We are all products of our own environment. Byrne certainly made a great contribution to changing the economic environment that I witnessed as a youth because he was primarily responsible for building the Mount Brandon Hotel in Tralee, which played a major role in putting the town on the tourist map. Of course, he made a lot of money in the process, but society has undoubtedly benefited. He also made money leasing office space to the State. His critics wouldn't have batted an eyelid if foreign entrepreneurs had constructed those buildings and took their profits out of the country. After George Colley became Minister for Finance in 1970, he blocked any further State deals with Byrne. Colley later enlisted the help of the Fine Gael leader, Garret FitzGerald, to forge an alliance between Fianna Fáil and Fine Gael in Dublin County Council to block planning permission for any development on what had been Baldoyle Race Course after Byrne bought it.

Did Colley and company block the development of Baldoyle because it was socially desirable or was it just pure spitefulness, getting at Haughey by hurting anyone who was friendly towards him. Byrne's friendship with Haughey was a distinct handicap in the 1970s and the chances are that he would not be in court now were it not for that friendship. In his early years in politics, Haughey projected a high public profile but was quiet about his business dealings. He appeared to amass a fortune at a time when politicians were not particularly well paid. He had a number of outside interests such as Reema (Ireland) Ltd, a property company with Donagh O'Malley as the chief executive and Haughey as secretary.

Reema bought up property around Limerick on the road to Shannon airport. At the time, questions were raised about them possibly using inside knowledge.

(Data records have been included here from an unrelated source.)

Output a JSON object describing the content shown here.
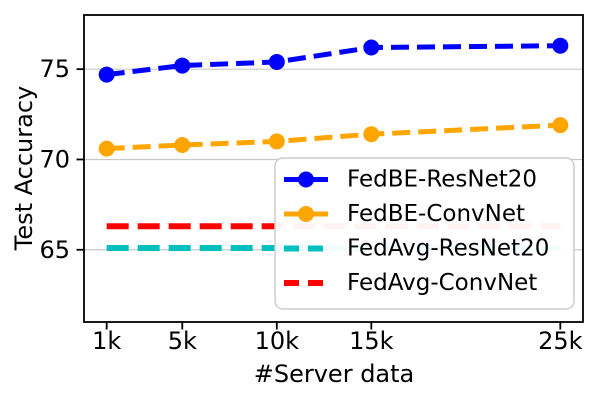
{
  "figure": {
    "background": "#ffffff",
    "spine_color": "#000000",
    "grid_color": "#c9c9c9",
    "legend_border_color": "#cccccc"
  },
  "chart_data": {
    "type": "line",
    "title": "",
    "xlabel": "#Server data",
    "ylabel": "Test Accuracy",
    "x": [
      1000,
      5000,
      10000,
      15000,
      25000
    ],
    "x_tick_labels": [
      "1k",
      "5k",
      "10k",
      "15k",
      "25k"
    ],
    "y_ticks": [
      65,
      70,
      75
    ],
    "y_tick_labels": [
      "65",
      "70",
      "75"
    ],
    "xlim": [
      -200,
      26200
    ],
    "ylim": [
      61,
      78
    ],
    "grid": "horizontal",
    "legend_position": "lower-right-inside",
    "series": [
      {
        "name": "FedBE-ResNet20",
        "color": "#0000ff",
        "style": "dashed",
        "marker": "circle",
        "line_width": 5,
        "values": [
          74.7,
          75.2,
          75.4,
          76.2,
          76.3
        ]
      },
      {
        "name": "FedBE-ConvNet",
        "color": "#ffa500",
        "style": "dashed",
        "marker": "circle",
        "line_width": 5,
        "values": [
          70.6,
          70.8,
          71.0,
          71.4,
          71.9
        ]
      },
      {
        "name": "FedAvg-ResNet20",
        "color": "#00bfbf",
        "style": "dashed",
        "marker": "none",
        "line_width": 6,
        "values": [
          65.1,
          65.1,
          65.1,
          65.1,
          65.1
        ]
      },
      {
        "name": "FedAvg-ConvNet",
        "color": "#ff0000",
        "style": "dashed",
        "marker": "none",
        "line_width": 6,
        "values": [
          66.3,
          66.3,
          66.3,
          66.3,
          66.3
        ]
      }
    ]
  }
}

The Progressive Democrats never seemed to tire of asking questions about Haughey's dealings, but isn't it curious that they have been very quiet about Reema. There is no tribunal investigating that company.

Could it be because Des O'Malley's uncle was involved? Haughey initially lived in a semi-detached house in a Raheny housing estate, but in 1957 he and his young family moved to Grangemore, a large Victorian mansion on a 45-acre site in Raheny. Matt Gallagher advised Haughey to splash out £13,000 to buy the house in Raheny, with the promise that when the time was right and planning permission had been secured to build houses on the property, he would buy it from him, which he did for over £200,000 a decade later. Haughey then bought Abbeyville in Kinsealy. His political career took off after his father-in-law, Seán Lemass, became Taoiseach. Singled out as a likely successor, Haughey became the object of an endless stream of unflattering rumours about his private life and business dealings as he lived in ostentatious opulence, flaunting his wealth to generate an aura of achievement.

In ancient Celtic folktales, the hero was a man of great sexual prowess. Daniel O'Connell arguably the most famous Irishman of all time was reputed to have had a voracious sexual appetite. He actually had a loving relationship with his wife Mary and there was no truth to the unseemly rumours.

There were, however, real similarities between Haughey and O'Connell. Both lived beyond their means and were dependent on the generosity of supporters. In 1843, just a couple of years before the outbreak of the Great Famine, O'Connell pocketed over £50,000 in public subscriptions from the ordinary people of Ireland. Haughey, on the other hand, got his money from some fabulously wealthy friends.

Did he provide improper favours? We have a right and a need to know, but let's keep the whole thing in perspective.